Soo-Ling had given me an address before we parted ways. He told me and Mei to meet him there tomorrow morning. We did.
It was an apartment in a crappy part of town in an even crappier looking building. I went up and knocked on the door, 4C it read.
Soo-Ling opened it and smiled, "Welcome in, kid, this was your dad's apartment. None of us had the heart to move his stuff so it's all still here. We all chip in for the rent every month."
They had kept his place for almost 15 years? I felt like crying when I saw the place.
Books lined the top of a dusty wooden desk, old yellowing notebooks at open in front of the chair and a calendar reading 2017 stared down at me. I was only 2 when my father last lived here. I was almost afraid to touch his things. I reached out to touch what seemed to be a well loved book, but retracted my hand.
"Take it." Soo-Ling said, "Take whatever you want. If you want to live here, it's all yours. It always should have been yours."
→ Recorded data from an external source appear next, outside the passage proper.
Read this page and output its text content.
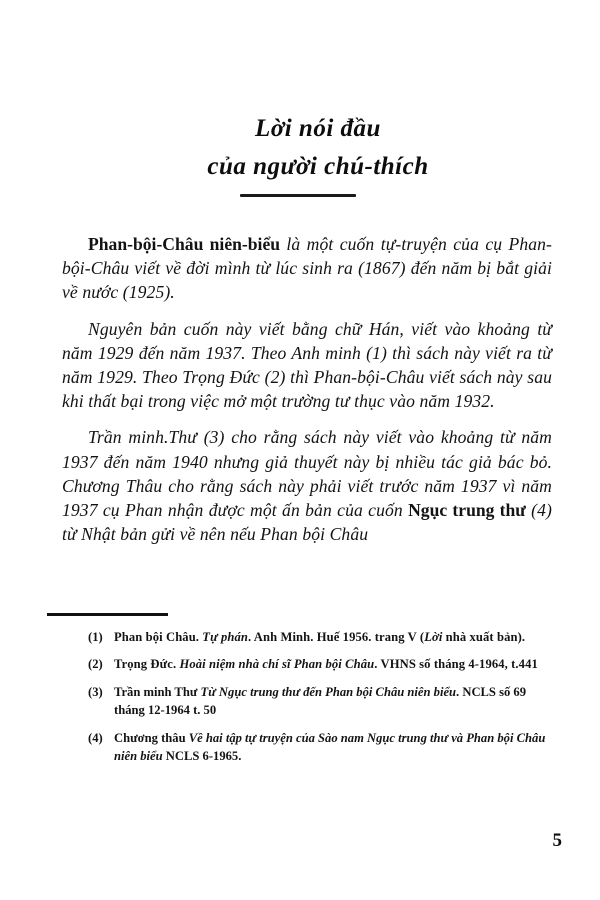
Lời nói đầu
của người chú-thích

Phan-bội-Châu niên-biểu là một cuốn tự-truyện của cụ Phan-bội-Châu viết về đời mình từ lúc sinh ra (1867) đến năm bị bắt giải về nước (1925).

Nguyên bản cuốn này viết bằng chữ Hán, viết vào khoảng từ năm 1929 đến năm 1937. Theo Anh minh (1) thì sách này viết ra từ năm 1929. Theo Trọng Đức (2) thì Phan-bội-Châu viết sách này sau khi thất bại trong việc mở một trường tư thục vào năm 1932.

Trần minh.Thư (3) cho rằng sách này viết vào khoảng từ năm 1937 đến năm 1940 nhưng giả thuyết này bị nhiều tác giả bác bỏ. Chương Thâu cho rằng sách này phải viết trước năm 1937 vì năm 1937 cụ Phan nhận được một ấn bản của cuốn Ngục trung thư (4) từ Nhật bản gửi về nên nếu Phan bội Châu

(1) Phan bội Châu. Tự phán. Anh Minh. Huế 1956. trang V (Lời nhà xuất bản).
(2) Trọng Đức. Hoài niệm nhà chí sĩ Phan bội Châu. VHNS số tháng 4-1964, t.441
(3) Trần minh Thư Từ Ngục trung thư đến Phan bội Châu niên biểu. NCLS số 69 tháng 12-1964 t. 50
(4) Chương thâu Về hai tập tự truyện của Sào nam Ngục trung thư và Phan bội Châu niên biểu NCLS 6-1965.
5
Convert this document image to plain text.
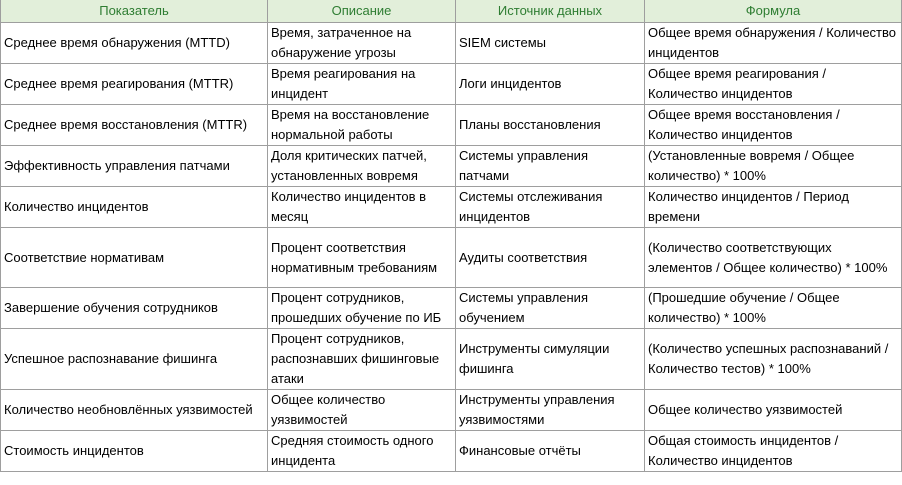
Показатель	Описание	Источник данных	Формула
Среднее время обнаружения (MTTD)	Время, затраченное на обнаружение угрозы	SIEM системы	Общее время обнаружения / Количество инцидентов
Среднее время реагирования (MTTR)	Время реагирования на инцидент	Логи инцидентов	Общее время реагирования / Количество инцидентов
Среднее время восстановления (MTTR)	Время на восстановление нормальной работы	Планы восстановления	Общее время восстановления / Количество инцидентов
Эффективность управления патчами	Доля критических патчей, установленных вовремя	Системы управления патчами	(Установленные вовремя / Общее количество) * 100%
Количество инцидентов	Количество инцидентов в месяц	Системы отслеживания инцидентов	Количество инцидентов / Период времени
Соответствие нормативам	Процент соответствия нормативным требованиям	Аудиты соответствия	(Количество соответствующих элементов / Общее количество) * 100%
Завершение обучения сотрудников	Процент сотрудников, прошедших обучение по ИБ	Системы управления обучением	(Прошедшие обучение / Общее количество) * 100%
Успешное распознавание фишинга	Процент сотрудников, распознавших фишинговые атаки	Инструменты симуляции фишинга	(Количество успешных распознаваний / Количество тестов) * 100%
Количество необновлённых уязвимостей	Общее количество уязвимостей	Инструменты управления уязвимостями	Общее количество уязвимостей
Стоимость инцидентов	Средняя стоимость одного инцидента	Финансовые отчёты	Общая стоимость инцидентов / Количество инцидентов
"Thank you," I wiped my eyes and tried to put on a brave face as I picked up one of his books. It was The Short Stories of Ernest Hemingway, beside it sat The Garden of Eden and A Farewell to Arms.
I picked up A Farewell to arms and flipped to a familiar and well-worn page, there lay the quote, 'We would be together and have our books and at night be warm in bed together with the windows open and the starts bright.' I reached up and brushed my hand over my mother's necklace as I admired the words underlined in red pen.
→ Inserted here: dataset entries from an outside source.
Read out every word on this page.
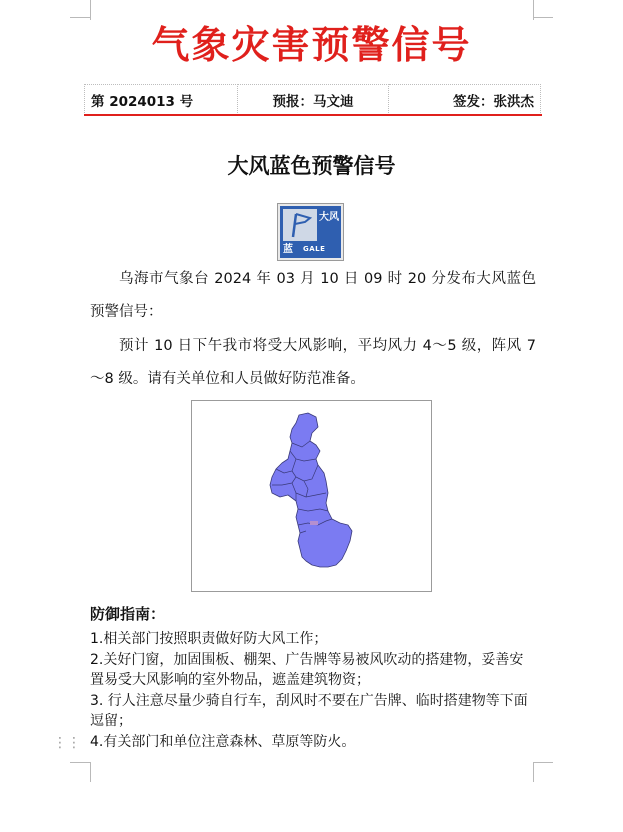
气象灾害预警信号
第 2024013 号	预报：马文迪	签发：张洪杰
大风蓝色预警信号
大风
蓝	GALE
乌海市气象台 2024 年 03 月 10 日 09 时 20 分发布大风蓝色预警信号：
预计 10 日下午我市将受大风影响，平均风力 4～5 级，阵风 7～8 级。请有关单位和人员做好防范准备。
防御指南：
1.相关部门按照职责做好防大风工作；
2.关好门窗，加固围板、棚架、广告牌等易被风吹动的搭建物，妥善安置易受大风影响的室外物品，遮盖建筑物资；
3. 行人注意尽量少骑自行车，刮风时不要在广告牌、临时搭建物等下面逗留；
4.有关部门和单位注意森林、草原等防火。
⋮⋮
"Look!" I showed the page to Mei and Soo-Ling, "This is the quote my dad left in the locket."
Mei smiled at me but I couldn't read Soo-Ling's face. He seemed to just be taking this all in. It was probably hard or at least strange for him to see someone who looked so much like my dad in his apartment.
I set the book down. I reached up to another. It looked much newer.
"The Snows of Mount Kilimanjaro." I read aloud.
"Oh!" Soo-Ling's eyes went wide, "Eiji comes by every year for Ash's birthday and leaves some books. The rest of them are in the other room, whenever you're read. He left that one out here though because he used to say Ash was just like the leopard at the top of the mountain. I never read the book so I have no idea what that means, but Eiji said it's true and he knew Ash best. He could see all the things the rest of us couldn't."
"Really?" I started to think about the last time I read this book. I thought about the leopard at the top. I thought about Hemingway's description of the animal and suddenly I started to feel bad for my father whom I had never known. He must have been trapped with no way out, or lost in the storm of life. The leopard was a pitiful creature in that story. I hoped Eiji was wrong, the father I always imagined was smart and strong and loving. I didn't want to corrupt that idealized version of him.